Adipose gene expression prior to weight loss can differentiate and weakly predict dietary responders

Abstract

Background: The ability to identify obese individuals who will successfully lose weight in response to dietary intervention will revolutionize disease management. Therefore, we asked whether it is possible to identify subjects who will lose weight during dietary intervention using only a single gene expression snapshot.

Methodology/principal findings: The present study involved 54 female subjects from the Nutrient-Gene Interactions in Human Obesity-Implications for Dietary Guidelines (NUGENOB) trial to determine whether subcutaneous adipose tissue gene expression could be used to predict weight loss prior to the 10-week consumption of a low-fat hypocaloric diet. Using several statistical tests revealed that the gene expression profiles of responders (8-12 kgs weight loss) could always be differentiated from non-responders (<4 kgs weight loss). We also assessed whether this differentiation was sufficient for prediction. Using a bottom-up (i.e. black-box) approach, standard class prediction algorithms were able to predict dietary responders with up to 61.1%+/-8.1% accuracy. Using a top-down approach (i.e. using differentially expressed genes to build a classifier) improved prediction accuracy to 80.9%+/-2.2%.
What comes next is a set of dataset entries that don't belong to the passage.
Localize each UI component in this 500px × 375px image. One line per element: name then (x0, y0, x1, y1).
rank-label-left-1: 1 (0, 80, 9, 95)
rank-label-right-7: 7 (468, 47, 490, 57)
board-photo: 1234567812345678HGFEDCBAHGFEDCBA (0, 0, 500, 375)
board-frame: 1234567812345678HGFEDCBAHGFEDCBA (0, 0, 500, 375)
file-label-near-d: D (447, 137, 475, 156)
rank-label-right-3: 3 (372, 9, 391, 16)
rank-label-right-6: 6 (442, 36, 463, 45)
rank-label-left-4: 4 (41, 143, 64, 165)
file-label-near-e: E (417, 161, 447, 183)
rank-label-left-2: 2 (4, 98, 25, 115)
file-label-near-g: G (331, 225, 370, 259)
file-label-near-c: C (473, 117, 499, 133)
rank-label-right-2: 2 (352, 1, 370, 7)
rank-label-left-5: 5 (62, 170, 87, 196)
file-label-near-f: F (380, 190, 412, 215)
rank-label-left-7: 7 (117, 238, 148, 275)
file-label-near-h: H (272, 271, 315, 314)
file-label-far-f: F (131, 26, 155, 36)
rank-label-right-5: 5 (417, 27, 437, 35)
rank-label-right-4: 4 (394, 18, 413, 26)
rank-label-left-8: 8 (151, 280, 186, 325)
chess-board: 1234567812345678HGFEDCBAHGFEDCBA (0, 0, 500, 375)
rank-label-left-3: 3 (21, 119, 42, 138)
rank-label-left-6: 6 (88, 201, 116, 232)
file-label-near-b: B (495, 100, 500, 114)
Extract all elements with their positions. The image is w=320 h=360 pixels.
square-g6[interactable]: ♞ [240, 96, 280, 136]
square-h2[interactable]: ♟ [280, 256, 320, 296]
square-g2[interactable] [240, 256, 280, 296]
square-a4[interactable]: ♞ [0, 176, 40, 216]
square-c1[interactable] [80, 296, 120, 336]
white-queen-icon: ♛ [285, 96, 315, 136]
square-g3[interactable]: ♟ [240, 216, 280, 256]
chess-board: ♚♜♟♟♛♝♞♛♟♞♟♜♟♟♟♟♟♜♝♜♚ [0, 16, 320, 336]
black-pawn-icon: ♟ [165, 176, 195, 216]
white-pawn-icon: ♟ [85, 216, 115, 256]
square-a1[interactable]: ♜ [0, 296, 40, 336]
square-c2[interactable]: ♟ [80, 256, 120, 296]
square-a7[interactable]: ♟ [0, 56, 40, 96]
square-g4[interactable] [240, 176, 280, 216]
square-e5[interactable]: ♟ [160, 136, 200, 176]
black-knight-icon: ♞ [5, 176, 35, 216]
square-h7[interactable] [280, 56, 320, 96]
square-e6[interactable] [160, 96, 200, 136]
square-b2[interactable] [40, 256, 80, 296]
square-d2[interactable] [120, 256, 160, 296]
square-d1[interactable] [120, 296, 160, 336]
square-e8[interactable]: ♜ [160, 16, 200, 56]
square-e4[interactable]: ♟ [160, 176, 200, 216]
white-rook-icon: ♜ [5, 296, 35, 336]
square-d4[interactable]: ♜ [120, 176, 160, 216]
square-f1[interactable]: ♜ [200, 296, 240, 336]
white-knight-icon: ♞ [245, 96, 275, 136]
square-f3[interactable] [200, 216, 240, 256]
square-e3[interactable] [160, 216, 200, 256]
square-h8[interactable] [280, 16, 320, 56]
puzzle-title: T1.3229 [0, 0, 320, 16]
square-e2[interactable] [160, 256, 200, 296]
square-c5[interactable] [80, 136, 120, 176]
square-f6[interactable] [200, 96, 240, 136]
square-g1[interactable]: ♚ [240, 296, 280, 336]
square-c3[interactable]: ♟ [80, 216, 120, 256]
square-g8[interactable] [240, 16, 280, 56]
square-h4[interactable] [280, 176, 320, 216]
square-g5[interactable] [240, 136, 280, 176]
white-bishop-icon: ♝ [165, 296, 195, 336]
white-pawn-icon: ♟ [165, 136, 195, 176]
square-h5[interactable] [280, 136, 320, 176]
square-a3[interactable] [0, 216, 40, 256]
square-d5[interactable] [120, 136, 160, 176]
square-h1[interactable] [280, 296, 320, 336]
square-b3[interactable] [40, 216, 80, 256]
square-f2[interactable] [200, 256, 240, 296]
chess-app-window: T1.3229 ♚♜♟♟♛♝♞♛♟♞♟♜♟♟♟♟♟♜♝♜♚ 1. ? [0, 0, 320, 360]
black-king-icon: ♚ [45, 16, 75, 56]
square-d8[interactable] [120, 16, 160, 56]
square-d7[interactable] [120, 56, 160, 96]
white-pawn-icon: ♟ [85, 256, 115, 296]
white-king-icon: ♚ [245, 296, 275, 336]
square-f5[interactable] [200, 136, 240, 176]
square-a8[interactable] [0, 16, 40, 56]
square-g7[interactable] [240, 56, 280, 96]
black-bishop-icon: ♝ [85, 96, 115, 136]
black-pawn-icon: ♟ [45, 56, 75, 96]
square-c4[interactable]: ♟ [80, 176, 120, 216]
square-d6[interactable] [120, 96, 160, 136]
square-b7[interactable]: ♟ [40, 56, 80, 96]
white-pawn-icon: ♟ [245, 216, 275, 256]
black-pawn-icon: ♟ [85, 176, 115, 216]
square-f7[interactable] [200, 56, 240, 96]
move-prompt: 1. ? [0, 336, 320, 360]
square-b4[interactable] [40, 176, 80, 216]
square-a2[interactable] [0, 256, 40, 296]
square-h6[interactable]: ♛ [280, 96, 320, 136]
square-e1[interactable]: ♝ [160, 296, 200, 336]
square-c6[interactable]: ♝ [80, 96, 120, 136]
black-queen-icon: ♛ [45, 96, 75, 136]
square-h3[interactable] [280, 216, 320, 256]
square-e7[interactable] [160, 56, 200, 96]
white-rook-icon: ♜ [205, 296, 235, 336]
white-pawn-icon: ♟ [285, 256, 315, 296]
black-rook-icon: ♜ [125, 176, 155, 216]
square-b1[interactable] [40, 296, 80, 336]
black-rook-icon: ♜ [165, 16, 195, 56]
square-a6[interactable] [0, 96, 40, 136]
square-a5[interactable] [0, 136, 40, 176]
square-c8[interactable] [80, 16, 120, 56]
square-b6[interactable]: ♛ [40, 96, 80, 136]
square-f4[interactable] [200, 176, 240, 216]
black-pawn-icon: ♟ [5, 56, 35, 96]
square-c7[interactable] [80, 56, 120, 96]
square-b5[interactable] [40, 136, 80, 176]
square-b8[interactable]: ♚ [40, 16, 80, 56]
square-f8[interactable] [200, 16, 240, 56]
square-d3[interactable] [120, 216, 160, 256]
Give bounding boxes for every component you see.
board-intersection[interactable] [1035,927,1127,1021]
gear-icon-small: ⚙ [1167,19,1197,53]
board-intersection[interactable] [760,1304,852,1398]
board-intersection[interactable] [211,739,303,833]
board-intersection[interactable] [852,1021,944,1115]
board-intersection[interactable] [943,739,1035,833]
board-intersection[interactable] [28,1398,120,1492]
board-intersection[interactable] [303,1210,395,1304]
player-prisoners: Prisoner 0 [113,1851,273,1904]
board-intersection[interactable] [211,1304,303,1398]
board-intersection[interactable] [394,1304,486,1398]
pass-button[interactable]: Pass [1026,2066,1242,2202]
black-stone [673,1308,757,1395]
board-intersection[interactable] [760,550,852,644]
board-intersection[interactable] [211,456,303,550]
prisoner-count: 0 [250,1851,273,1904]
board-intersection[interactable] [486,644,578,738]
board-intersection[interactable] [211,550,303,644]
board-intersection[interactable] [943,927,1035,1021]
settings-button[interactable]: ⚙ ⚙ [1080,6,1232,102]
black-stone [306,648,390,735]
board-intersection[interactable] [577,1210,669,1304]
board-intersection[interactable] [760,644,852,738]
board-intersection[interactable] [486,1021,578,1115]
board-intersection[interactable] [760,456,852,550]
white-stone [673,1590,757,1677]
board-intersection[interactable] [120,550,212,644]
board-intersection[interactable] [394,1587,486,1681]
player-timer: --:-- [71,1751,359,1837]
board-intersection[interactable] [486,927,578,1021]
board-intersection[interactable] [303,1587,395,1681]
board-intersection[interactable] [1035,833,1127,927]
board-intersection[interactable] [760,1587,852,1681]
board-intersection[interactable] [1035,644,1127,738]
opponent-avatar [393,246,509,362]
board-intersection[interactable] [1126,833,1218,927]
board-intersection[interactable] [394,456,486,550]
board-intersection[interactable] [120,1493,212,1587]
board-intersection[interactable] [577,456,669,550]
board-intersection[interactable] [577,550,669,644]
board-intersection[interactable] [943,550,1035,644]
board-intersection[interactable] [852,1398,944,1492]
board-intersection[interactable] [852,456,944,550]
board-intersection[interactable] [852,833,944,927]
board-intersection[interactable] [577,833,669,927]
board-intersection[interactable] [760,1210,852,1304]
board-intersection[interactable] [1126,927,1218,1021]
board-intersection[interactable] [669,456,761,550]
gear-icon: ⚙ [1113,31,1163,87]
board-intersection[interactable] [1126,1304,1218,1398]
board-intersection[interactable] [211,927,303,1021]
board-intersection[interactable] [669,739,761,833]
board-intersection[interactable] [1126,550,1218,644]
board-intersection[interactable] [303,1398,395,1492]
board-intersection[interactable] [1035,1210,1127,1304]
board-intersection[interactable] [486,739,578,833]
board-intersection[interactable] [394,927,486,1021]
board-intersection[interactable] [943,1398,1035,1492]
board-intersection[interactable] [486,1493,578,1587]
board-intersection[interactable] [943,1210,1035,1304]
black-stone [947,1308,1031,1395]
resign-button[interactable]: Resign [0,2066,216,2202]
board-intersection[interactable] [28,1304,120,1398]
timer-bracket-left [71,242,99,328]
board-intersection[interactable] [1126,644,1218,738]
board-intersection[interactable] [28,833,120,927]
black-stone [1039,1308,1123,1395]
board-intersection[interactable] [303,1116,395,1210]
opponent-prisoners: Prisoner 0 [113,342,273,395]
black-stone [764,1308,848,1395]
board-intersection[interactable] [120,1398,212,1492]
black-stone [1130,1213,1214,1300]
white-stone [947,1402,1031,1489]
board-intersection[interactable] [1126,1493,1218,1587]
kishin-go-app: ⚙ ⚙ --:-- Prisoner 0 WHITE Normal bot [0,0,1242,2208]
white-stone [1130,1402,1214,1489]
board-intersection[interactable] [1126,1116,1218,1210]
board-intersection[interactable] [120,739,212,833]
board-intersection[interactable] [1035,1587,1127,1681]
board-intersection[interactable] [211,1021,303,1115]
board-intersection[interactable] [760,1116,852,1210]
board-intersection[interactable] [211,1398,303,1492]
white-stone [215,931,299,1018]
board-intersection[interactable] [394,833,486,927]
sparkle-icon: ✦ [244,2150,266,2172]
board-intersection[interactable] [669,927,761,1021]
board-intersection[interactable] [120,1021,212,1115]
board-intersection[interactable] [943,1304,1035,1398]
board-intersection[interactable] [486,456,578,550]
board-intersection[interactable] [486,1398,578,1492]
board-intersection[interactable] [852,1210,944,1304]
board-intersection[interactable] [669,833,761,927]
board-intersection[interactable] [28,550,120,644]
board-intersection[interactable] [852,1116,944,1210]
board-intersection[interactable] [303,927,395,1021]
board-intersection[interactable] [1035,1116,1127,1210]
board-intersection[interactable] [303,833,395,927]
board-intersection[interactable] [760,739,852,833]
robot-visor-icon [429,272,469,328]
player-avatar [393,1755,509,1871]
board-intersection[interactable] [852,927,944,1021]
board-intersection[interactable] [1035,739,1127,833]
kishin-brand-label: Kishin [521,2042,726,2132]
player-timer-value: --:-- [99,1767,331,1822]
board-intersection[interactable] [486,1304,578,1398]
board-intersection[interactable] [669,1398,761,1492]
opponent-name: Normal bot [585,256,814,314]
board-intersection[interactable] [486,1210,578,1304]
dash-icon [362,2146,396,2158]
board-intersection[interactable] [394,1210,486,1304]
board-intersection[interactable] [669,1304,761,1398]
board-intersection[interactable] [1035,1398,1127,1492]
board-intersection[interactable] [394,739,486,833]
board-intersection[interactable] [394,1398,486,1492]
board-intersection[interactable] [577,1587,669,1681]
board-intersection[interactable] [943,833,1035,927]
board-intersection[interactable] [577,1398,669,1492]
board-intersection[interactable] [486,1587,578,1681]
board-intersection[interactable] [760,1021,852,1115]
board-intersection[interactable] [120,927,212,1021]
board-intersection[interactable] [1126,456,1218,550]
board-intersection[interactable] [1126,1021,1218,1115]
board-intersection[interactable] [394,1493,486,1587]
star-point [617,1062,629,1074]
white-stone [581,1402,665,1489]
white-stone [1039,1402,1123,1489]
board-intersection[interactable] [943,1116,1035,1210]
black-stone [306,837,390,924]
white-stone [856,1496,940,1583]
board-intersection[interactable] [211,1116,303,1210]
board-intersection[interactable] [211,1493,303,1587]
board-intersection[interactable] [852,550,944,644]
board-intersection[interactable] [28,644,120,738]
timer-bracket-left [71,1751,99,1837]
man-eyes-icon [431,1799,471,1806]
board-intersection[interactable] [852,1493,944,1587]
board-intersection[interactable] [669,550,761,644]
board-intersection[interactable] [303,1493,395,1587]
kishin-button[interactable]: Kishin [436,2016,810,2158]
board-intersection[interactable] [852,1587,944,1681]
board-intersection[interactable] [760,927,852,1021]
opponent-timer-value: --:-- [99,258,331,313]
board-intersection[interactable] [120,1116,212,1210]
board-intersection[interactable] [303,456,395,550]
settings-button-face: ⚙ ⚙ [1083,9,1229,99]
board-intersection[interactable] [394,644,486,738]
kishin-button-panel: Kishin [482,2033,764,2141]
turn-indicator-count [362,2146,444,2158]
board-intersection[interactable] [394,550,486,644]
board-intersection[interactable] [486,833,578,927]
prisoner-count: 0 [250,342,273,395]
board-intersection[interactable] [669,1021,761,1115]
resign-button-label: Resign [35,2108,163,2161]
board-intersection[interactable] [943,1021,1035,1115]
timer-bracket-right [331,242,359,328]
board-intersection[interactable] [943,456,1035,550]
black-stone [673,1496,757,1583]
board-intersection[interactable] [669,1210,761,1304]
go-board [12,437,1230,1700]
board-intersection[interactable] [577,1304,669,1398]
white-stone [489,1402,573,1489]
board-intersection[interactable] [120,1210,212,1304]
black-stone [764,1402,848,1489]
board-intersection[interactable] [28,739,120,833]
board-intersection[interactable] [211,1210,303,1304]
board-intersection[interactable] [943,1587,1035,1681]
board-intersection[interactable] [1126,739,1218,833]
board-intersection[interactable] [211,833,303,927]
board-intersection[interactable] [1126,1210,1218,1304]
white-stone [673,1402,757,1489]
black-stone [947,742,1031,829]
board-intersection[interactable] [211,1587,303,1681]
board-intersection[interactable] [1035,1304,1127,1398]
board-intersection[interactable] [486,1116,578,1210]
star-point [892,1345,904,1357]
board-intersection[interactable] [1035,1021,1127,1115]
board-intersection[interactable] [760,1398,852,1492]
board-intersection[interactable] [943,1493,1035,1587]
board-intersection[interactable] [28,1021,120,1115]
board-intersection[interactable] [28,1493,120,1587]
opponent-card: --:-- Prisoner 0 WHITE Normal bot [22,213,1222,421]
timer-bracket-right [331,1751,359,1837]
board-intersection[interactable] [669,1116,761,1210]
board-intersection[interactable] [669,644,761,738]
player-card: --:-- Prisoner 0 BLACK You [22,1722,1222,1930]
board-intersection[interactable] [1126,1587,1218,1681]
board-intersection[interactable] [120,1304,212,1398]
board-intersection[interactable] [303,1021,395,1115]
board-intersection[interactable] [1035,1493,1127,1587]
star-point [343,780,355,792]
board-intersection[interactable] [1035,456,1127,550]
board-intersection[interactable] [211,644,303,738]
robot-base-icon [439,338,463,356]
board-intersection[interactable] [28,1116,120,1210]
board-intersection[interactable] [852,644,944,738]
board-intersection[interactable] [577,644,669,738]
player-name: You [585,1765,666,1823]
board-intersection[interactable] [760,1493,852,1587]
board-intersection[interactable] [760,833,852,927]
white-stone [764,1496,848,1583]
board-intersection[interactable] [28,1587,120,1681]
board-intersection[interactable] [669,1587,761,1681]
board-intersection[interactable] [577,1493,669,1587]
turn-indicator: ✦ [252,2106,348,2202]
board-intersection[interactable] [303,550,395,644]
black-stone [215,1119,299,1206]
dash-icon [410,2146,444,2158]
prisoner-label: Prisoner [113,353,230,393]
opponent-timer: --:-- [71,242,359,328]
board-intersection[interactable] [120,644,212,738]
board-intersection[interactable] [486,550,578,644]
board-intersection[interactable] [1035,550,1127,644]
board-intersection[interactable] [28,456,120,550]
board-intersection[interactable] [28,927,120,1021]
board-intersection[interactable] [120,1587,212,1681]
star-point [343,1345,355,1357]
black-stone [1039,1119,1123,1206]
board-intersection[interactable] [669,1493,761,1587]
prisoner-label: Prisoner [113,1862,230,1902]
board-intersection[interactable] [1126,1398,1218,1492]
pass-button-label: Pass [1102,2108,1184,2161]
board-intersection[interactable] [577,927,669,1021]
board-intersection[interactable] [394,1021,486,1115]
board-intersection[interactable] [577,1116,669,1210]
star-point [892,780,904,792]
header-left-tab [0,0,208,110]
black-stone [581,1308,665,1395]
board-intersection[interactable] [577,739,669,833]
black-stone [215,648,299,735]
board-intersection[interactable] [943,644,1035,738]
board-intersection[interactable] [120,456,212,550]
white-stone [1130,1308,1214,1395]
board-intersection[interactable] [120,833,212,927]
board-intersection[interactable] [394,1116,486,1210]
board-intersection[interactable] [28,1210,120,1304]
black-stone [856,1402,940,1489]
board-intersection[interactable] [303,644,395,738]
Conclusion: Adipose gene expression profiling prior to the consumption of a low-fat diet is able to differentiate responders from non-responders as well as serve as a weak predictor of subjects destined to lose weight. While the degree of prediction accuracy currently achieved with a gene expression snapshot is perhaps insufficient for clinical use, this work reveals that the comprehensive molecular signature of adipose tissue paves the way for the future of personalized nutrition.

Figure 1. Weight loss curves during the 10 week hypocaloric diet.

The two groups were defined as responders (i.e. subjects losing between 8–12 kgs) and non-responders (i.e. subjects losing less than 4 kgs). Weight was measured in at least 43 subjects at each weekly time point. Error bars represent the 95% confidence intervals (equal to 1.96 * standard deviation).

Figure 2. Distribution of the mean gene expression levels in responders and non-responders, computed from microarray measurements normalized with respect to the standard Gaussian distribution.

Each spot represents the mean expression for a single gene. Dotted lines indicate the 95% confidence interval of the means (equal to 1.96 * standard deviation).

Figure 3. A. Differentiating populations by PLS-DA.

Global gene expression analysis in sub-cutaneous tissue reveals a separation trend between dietary responders (black squares) and non-responders (red circles); however, there is a significant overlap between the two populations (R² = 0.547 and Q² = −0.096). B. ALL patients (black squares) can be clearly separated from AML patients (red circles), apart from a single patient (identified by the green circle) (R² = 0.795 and Q² = 0.622). R² explains the cumulative variation of the first two components and Q² indicates the variation explained by the model according to cross validation. Only a Q²>0.5 indicates a good model.